B.M. AY
Als Ahmet geendet und schweigend zum Küchenfenster hinaussah, beschloss Horst frischen Tee aufzusetzen, vielleicht in der Vorahnung, dass sein Freund mit dem Thema noch lange nicht durch war.
Mit einem großen Glas Tee holte er Ahmet schließlich an den Küchentisch zurück. Der griff mit der ganzen Hand in die Zuckerwürfelschale auf dem Tisch. Dann ließ er insgesamt 10 Würfel in das Teeglas gleiten.

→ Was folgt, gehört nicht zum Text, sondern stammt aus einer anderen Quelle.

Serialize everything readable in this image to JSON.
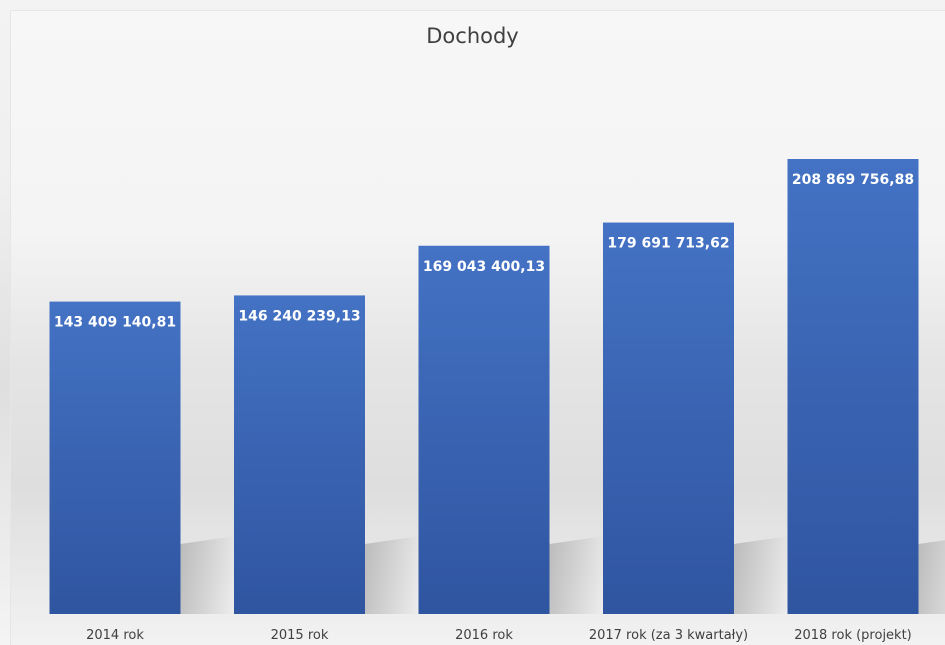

„Hoppla“, fuhr es Horst heraus.
„Das haben Oma und Tante Nimet auch so gemacht, wenn sie etwas Schwieriges zu besprechen hatten. Heimlich versteht sich, denn Zucker war damals eine Kostbarkeit“, kicherte Ahmet. „Dass ich oft dabei war und sie beobachtete? Sie gingen wohl davon aus, dass der Kleine eh nix mitkriegt“, erklärte Ahmet mit einem verschmitzten, nostalgischen Lächeln. „Nur schade, dass der Zucker heutzutage so billig ist. Da wirkt er nicht mehr so gut gegen die Widrigkeiten des Lebens.“
„Haben Tante Nimet und deine Oma nach dem Erdbeben denn noch oft solch süßen Tee getrunken?“ fragte Horst.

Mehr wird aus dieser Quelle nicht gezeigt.